Comencemos con el diseño del GL.iNet Comet Q porque es una auténtica genialidad estética. Atrás quedaron las feas cajas metálicas cuadradas de los KVM tradicionales. Aquí estamos ante un dispositivo circular, minimalista y extremadamente portátil. Cuenta con un tamaño de apenas 70 mm de diámetro y 22 mm de grosor, acompañado de un peso ridículo de menos de 80 gramos.
Literalmente, cabe en la palma de la mano, lo puedes meter en cualquier bolsillo del pantalón sin que moleste, y no ocupará espacio extra en la mochila junto a tu portátil.
Pero lo que más llama la atención es su pantalla táctil a color de 1,8 pulgadas integrada en la cara superior. Esta pantalla no es un mero adorno estético. Es el centro de control del dispositivo.
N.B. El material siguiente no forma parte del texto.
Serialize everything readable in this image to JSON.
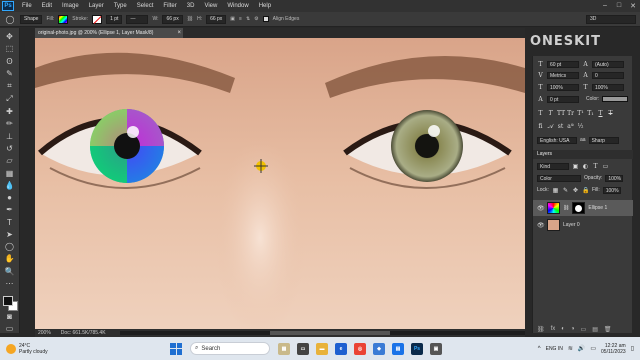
{
  "menubar": {
    "logo": "Ps",
    "items": [
      "File",
      "Edit",
      "Image",
      "Layer",
      "Type",
      "Select",
      "Filter",
      "3D",
      "View",
      "Window",
      "Help"
    ],
    "window_buttons": [
      "–",
      "□",
      "✕"
    ]
  },
  "options": {
    "mode": "Shape",
    "fill_label": "Fill:",
    "stroke_label": "Stroke:",
    "stroke_size": "1 pt",
    "w_label": "W:",
    "w_value": "66 px",
    "h_label": "H:",
    "h_value": "66 px",
    "align_edges": "Align Edges",
    "workspace": "3D"
  },
  "document": {
    "tab_title": "original-photo.jpg @ 200% (Ellipse 1, Layer Mask/8)",
    "tab_close": "×",
    "zoom": "200%",
    "doc_info": "Doc: 661.5K/785.4K"
  },
  "watermark": "ONESKIT",
  "character": {
    "font_size": "60 pt",
    "leading": "(Auto)",
    "kerning": "Metrics",
    "tracking": "0",
    "vscale": "100%",
    "hscale": "100%",
    "baseline": "0 pt",
    "color_label": "Color:",
    "language": "English: USA",
    "aa_icon": "aa",
    "aa_mode": "Sharp",
    "glyphs": [
      "T",
      "T",
      "TT",
      "Tr",
      "T¹",
      "T₁",
      "T",
      "T"
    ]
  },
  "layers": {
    "tab": "Layers",
    "kind": "Kind",
    "blend_mode": "Color",
    "opacity_label": "Opacity:",
    "opacity": "100%",
    "lock_label": "Lock:",
    "fill_label": "Fill:",
    "fill": "100%",
    "items": [
      {
        "name": "Ellipse 1",
        "selected": true
      },
      {
        "name": "Layer 0",
        "selected": false
      }
    ],
    "bottom_icons": [
      "⛓",
      "fx",
      "◐",
      "◑",
      "▭",
      "▤",
      "🗑"
    ]
  },
  "taskbar": {
    "temp": "24°C",
    "weather": "Partly cloudy",
    "search": "Search",
    "time": "12:22 am",
    "date": "05/11/2023",
    "lang": "ENG IN"
  },
  "colors": {
    "accent": "#31a8ff",
    "panel": "#3a3a3a",
    "dark": "#282828"
  }
}
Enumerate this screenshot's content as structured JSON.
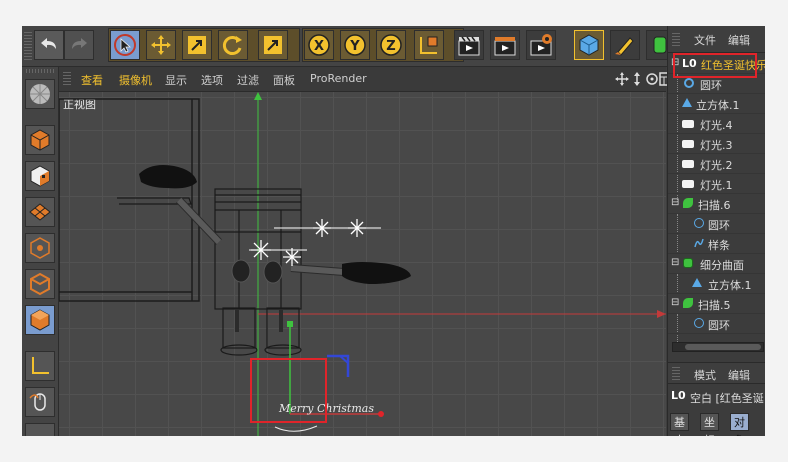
{
  "viewport_menu": {
    "items": [
      "查看",
      "摄像机",
      "显示",
      "选项",
      "过滤",
      "面板",
      "ProRender"
    ],
    "view_label": "正视图"
  },
  "object_manager": {
    "menu": [
      "文件",
      "编辑"
    ],
    "items": [
      {
        "label": "红色圣诞快乐",
        "icon": "null-object-icon",
        "highlighted": true
      },
      {
        "label": "圆环",
        "icon": "circle-spline-icon"
      },
      {
        "label": "立方体.1",
        "icon": "cube-icon"
      },
      {
        "label": "灯光.4",
        "icon": "light-icon"
      },
      {
        "label": "灯光.3",
        "icon": "light-icon"
      },
      {
        "label": "灯光.2",
        "icon": "light-icon"
      },
      {
        "label": "灯光.1",
        "icon": "light-icon"
      },
      {
        "label": "扫描.6",
        "icon": "sweep-icon"
      },
      {
        "label": "圆环",
        "icon": "circle-spline-icon"
      },
      {
        "label": "样条",
        "icon": "spline-icon"
      },
      {
        "label": "细分曲面",
        "icon": "subdivision-icon"
      },
      {
        "label": "立方体.1",
        "icon": "cube-icon"
      },
      {
        "label": "扫描.5",
        "icon": "sweep-icon"
      },
      {
        "label": "圆环",
        "icon": "circle-spline-icon"
      }
    ]
  },
  "attributes": {
    "menu": [
      "模式",
      "编辑"
    ],
    "title": "空白 [红色圣诞",
    "tabs": [
      "基本",
      "坐标",
      "对象"
    ],
    "active_tab": "对象"
  },
  "logo_text": "Merry Christmas",
  "colors": {
    "highlight_red": "#e0242a",
    "accent_yellow": "#f2c12e",
    "select_blue": "#7a9ccf",
    "axis_green": "#3fc23f",
    "axis_red": "#c33a3a",
    "axis_blue": "#3347d6"
  }
}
Si deslizas el dedo hacia arriba, abajo o a los lados, navegarás por distintos menús, muy al estilo de lo que harías con un reloj inteligente.
Al enchufarlo, te recibe una pantalla de inicio con la dirección IP que debes ingresar en tu navegador para controlar el dispositivo. Al deslizar hacia abajo, accedes a un panel de ajustes rápidos donde puedes rotar o bloquear la pantalla y reiniciar el gadget. Si deslizas lateralmente, encontrarás las opciones de conectividad y otros ajustes. No es la pantalla más fluida del mundo, pero responde bien y bastante rápido, como la de un smartwatch.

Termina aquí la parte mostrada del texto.